Nearly two months after nights of sweeping civil unrest in Minneapolis and St. Paul, business owners, residents and property owners devastated by the destruction still need help rebuilding.
More than 1,500 buildings along major commercial thoroughfares like Minneapolis’ East Lake Street, West Broadway Avenue and St. Paul’s University Avenue suffered what officials estimated are $500 million in damages as a result of the fires, looting and vandalism that occurred following George Floyd’s death in police custody on Memorial Day.
Legislation approved Friday in the House Jobs and Economic Development Finance Division would create an immediate relief program for those impacted areas, with more than $167 million in General Fund funding proposed to aid rebuilding.

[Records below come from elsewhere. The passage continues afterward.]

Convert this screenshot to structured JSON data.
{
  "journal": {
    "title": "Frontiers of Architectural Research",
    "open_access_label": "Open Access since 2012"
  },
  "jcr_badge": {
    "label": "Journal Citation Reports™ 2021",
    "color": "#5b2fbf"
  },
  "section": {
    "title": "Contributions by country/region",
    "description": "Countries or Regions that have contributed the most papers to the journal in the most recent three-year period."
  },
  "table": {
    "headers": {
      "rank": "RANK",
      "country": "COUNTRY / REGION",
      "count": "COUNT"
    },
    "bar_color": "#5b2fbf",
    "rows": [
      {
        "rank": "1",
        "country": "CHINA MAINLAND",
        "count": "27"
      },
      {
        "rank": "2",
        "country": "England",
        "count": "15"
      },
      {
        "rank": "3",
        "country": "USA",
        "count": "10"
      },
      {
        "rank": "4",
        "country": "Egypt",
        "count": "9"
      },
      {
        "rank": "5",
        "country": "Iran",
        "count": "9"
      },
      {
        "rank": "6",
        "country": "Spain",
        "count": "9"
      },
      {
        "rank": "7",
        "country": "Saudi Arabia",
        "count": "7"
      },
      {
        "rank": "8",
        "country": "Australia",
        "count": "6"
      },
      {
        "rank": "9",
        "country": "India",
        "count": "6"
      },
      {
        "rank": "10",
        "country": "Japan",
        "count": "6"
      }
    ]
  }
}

Approved and re-referred to the House Ways and Means Committee along party lines, SSHF37 would make flexible loans of up to $500,000 to eligible entities, and grants of up to $250,000.

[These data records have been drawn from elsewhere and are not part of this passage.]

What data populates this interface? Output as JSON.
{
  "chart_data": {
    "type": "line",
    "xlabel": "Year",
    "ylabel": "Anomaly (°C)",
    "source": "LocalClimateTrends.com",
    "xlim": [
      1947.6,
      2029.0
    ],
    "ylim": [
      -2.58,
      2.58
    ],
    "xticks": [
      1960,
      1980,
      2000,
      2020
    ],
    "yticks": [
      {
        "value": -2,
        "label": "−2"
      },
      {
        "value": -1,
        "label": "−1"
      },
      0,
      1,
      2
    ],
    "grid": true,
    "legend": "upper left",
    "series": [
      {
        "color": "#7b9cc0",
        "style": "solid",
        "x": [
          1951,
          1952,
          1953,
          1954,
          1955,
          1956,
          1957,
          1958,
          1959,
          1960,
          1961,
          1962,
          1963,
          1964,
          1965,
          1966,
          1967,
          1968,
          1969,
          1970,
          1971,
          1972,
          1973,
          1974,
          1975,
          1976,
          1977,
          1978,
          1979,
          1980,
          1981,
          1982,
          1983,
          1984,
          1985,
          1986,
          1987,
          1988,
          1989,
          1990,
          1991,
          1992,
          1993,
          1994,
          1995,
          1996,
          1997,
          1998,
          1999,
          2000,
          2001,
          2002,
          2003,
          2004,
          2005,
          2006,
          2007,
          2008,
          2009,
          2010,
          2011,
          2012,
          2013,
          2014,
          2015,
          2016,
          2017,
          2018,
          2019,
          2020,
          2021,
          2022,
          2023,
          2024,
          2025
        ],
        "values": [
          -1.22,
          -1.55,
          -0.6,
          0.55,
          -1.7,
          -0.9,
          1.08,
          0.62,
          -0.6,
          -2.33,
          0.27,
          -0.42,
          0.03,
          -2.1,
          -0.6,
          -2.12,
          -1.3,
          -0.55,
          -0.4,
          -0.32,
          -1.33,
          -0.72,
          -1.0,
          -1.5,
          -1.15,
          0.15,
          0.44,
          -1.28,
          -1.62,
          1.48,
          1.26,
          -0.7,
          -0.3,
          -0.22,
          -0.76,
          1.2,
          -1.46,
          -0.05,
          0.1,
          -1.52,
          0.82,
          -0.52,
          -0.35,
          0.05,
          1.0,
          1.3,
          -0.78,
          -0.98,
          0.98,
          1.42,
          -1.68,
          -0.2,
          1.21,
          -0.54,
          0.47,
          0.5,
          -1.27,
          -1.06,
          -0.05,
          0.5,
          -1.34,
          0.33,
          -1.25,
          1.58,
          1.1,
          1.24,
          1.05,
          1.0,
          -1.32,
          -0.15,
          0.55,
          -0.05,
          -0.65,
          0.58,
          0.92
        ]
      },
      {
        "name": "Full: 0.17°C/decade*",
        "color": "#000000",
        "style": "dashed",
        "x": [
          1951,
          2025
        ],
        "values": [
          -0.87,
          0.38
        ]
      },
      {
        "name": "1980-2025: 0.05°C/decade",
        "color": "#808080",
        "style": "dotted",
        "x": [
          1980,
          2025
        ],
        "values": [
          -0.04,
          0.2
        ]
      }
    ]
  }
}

Davnie said the primary goal of the bill is to help existing businesses and non-profits rebuild — not to replace the many existing minority- and immigrant-owned businesses in those areas with new redevelopment. The bill would do so by requiring grant and loan recipients to remain in the community and to develop plans for continued operations in their neighborhoods.
“Many of the businesses on Lake Street are Black and brown folks, immigrants,” said Rep. Hodan Hassan (DFL-Mpls), who represents part of the area impacted by May and June’s civil unrest. “Many of them are first-generation immigrants who came to this country with nothing, saved up, started a business with everything they had.”

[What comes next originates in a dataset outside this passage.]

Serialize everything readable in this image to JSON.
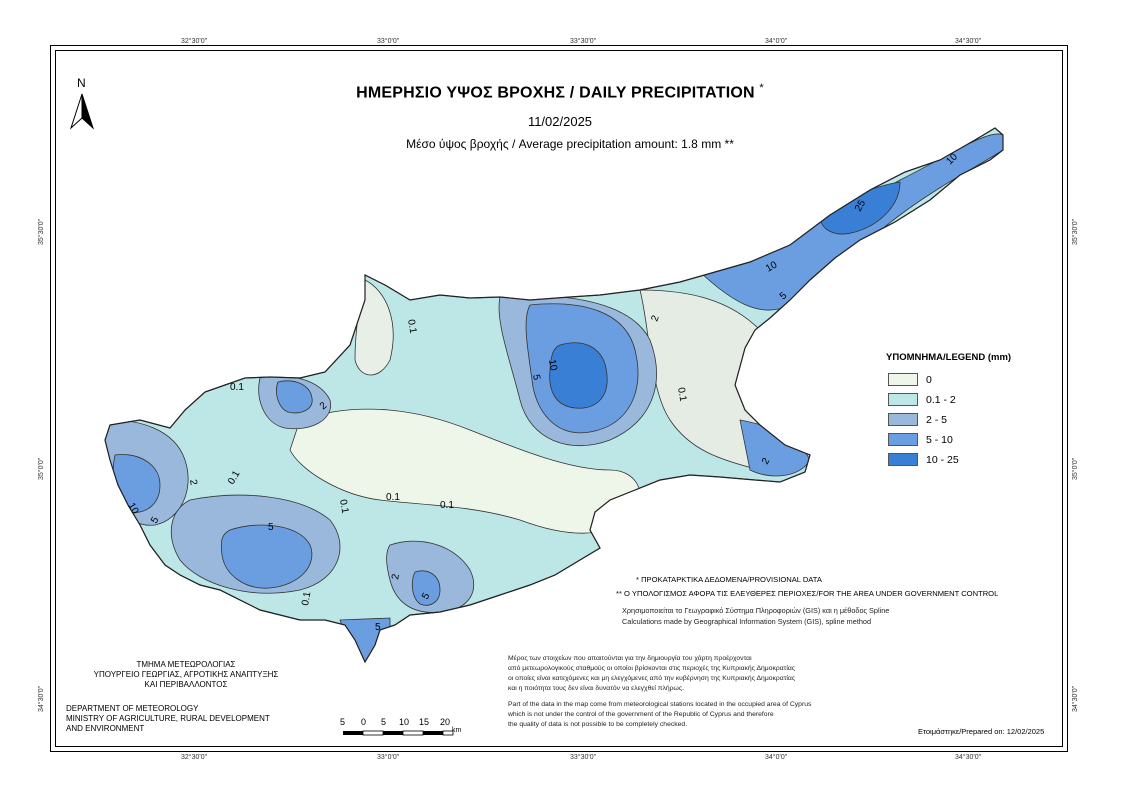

Organizations eligible for the funding include federally certified community development financial institutions, cities, the Minneapolis Community Development Agency and the St. Paul Housing and Redevelopment Authority. Under the legislation, those organizations would develop their own local economic relief programs to aid the impacted areas. Organizations would also have to establish and meet performance measures that would be monitored by the Department of Employment and Economic Development.
With no Senate companion, however, the path forward for SSHF37 appears murky. No Republicans on the House jobs panel voted in support of the bill Friday, and Rep. John Koznick (R-Lakeville) said he had concerns the legislation doesn’t address public safety issues in the impacted areas.
“One of the things I see that’s missing … is addressing the security concerns that the business owners have, that their employees have,” he said. “Certainly there are concerns with security, safety in those areas that still remain [weeks after the unrest].”